Financial conditions

Central bank tightening policy is aimed at ensuring the economy doesn’t overheat. Tightening financial conditions via raising the rate for borrowers should dampen demand for debt, as well as raising the required rate of return for investment projects causing consumption and investment to moderate. Haven’t we just had a natural tightening of financial conditions courtesy of the markets? Summer 2015 was one of the most painful summers for financial markets since 2012, with the S&P 500 and Chinese stock markets down 7% and 40% from their peaks respectively. 

In 2013, around 50% of all US adults owned stocks, and if today’s number is anywhere near that, then the negative wealth effect stemming from the fall of stock prices may well be large enough to pare business and consumer confidence and keep a lid on the economy.

Raising rates risks damaging a fragile recovery

Finally, with interest rates at their effective lower bound - 0%, hawks argue that were the US to fall into recession, there would be no room for policy accommodation.
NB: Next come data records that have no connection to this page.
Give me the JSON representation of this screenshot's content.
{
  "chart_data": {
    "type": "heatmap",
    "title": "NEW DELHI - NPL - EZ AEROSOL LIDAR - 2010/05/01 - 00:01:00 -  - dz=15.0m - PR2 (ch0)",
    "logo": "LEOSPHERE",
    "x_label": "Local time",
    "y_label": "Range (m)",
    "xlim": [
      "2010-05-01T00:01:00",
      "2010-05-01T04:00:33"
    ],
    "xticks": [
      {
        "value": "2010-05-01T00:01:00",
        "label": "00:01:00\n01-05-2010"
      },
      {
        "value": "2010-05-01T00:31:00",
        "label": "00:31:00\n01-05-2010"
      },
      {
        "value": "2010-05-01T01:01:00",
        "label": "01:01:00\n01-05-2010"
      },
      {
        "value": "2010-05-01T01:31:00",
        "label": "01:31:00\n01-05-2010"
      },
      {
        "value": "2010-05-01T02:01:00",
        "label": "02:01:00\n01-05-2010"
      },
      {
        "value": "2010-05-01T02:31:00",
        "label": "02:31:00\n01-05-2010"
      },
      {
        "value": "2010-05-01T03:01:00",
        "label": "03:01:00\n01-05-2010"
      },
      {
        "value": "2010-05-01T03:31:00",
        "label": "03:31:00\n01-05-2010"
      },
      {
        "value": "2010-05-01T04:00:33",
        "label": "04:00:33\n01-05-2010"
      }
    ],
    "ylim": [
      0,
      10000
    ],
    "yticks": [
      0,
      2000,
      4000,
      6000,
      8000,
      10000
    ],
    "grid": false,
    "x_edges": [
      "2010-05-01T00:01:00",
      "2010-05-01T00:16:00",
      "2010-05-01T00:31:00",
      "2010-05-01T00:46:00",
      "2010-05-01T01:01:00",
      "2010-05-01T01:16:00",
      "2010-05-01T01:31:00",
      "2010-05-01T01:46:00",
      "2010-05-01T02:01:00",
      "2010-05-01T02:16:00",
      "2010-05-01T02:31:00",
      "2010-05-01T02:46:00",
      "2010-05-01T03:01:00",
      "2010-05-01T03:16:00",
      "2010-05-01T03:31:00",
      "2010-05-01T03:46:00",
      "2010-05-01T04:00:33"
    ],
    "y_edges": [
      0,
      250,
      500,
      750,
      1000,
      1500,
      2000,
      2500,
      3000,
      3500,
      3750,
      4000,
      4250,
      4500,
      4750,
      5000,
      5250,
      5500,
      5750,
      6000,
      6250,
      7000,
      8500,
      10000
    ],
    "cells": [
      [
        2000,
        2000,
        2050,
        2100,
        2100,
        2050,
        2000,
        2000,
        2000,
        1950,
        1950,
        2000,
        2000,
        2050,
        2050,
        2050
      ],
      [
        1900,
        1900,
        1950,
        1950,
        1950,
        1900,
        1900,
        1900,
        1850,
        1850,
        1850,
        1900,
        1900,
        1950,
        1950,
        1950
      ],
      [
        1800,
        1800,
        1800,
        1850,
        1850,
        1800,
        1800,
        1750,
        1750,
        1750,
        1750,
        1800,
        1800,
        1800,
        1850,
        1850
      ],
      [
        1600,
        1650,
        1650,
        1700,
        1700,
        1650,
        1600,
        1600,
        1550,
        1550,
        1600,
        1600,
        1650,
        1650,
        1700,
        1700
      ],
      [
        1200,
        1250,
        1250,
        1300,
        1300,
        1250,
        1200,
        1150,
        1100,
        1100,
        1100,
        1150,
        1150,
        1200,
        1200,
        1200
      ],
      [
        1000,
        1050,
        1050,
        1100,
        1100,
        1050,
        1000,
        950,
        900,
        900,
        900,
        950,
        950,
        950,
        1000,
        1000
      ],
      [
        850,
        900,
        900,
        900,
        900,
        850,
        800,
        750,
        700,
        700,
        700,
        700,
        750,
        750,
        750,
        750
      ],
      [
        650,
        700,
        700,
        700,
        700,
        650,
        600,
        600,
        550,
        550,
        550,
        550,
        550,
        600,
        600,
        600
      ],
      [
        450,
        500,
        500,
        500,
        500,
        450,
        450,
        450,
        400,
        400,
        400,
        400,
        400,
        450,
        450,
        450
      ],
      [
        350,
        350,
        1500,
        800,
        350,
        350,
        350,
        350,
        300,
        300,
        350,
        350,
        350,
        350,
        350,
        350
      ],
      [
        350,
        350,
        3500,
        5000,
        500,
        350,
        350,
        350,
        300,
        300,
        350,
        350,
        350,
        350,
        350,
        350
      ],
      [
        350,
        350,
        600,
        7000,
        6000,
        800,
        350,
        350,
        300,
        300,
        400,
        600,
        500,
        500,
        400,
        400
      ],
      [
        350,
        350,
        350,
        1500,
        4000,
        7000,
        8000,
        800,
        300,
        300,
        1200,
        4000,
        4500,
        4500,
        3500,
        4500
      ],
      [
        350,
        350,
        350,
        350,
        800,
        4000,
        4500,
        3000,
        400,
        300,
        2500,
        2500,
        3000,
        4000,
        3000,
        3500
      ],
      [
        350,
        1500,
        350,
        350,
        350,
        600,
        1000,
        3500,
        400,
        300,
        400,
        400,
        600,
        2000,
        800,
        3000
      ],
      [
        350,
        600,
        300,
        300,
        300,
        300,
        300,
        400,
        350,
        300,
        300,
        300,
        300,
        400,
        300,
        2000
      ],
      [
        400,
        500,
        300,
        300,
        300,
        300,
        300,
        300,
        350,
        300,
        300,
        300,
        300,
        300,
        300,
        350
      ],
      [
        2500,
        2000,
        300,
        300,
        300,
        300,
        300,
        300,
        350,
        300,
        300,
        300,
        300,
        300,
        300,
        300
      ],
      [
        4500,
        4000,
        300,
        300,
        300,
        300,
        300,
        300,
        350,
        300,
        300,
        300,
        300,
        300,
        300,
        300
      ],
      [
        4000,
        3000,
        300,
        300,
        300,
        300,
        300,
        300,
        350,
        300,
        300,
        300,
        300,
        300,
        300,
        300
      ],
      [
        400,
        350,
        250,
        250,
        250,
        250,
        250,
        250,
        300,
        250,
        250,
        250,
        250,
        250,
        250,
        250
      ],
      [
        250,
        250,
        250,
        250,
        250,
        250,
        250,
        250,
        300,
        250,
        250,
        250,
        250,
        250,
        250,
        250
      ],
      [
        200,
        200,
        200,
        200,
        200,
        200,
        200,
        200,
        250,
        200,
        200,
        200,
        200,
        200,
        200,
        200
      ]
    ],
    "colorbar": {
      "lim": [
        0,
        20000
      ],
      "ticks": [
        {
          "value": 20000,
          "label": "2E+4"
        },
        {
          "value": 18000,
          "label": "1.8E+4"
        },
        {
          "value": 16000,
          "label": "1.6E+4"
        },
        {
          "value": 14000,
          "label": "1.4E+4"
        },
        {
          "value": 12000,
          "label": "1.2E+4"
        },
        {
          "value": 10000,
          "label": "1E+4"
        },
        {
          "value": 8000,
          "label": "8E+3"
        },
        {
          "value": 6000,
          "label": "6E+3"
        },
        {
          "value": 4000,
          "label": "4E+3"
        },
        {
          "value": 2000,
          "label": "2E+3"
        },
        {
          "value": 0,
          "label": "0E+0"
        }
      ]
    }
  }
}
To prevent this, the Fed should raise rates to allow room for cutting rates if need-be later. I’m sorry, what?! True, there is no conventional policy left, but all that will be achieved by raising rates is increasing the chance that the US will fall into recession again. Surely the more important thing is to ensure that the US economy DOESN’T plunge back into recession?!

The bottom line

So, this week is a very important week in the Fed’s existence - more important than almost any other rate rise in the past. A good decision, I believe, will be to delay the rate rise until at least the December FOMC meeting.

The above Ken Levine quotation is very befitting of Yellen's job at hand as she arrives at the Federal Reserve's two-story chandeliered Board Room on Wednesday. She and her colleagues are at a crossroads, and their choices will not only make them, but the rest of the world as well.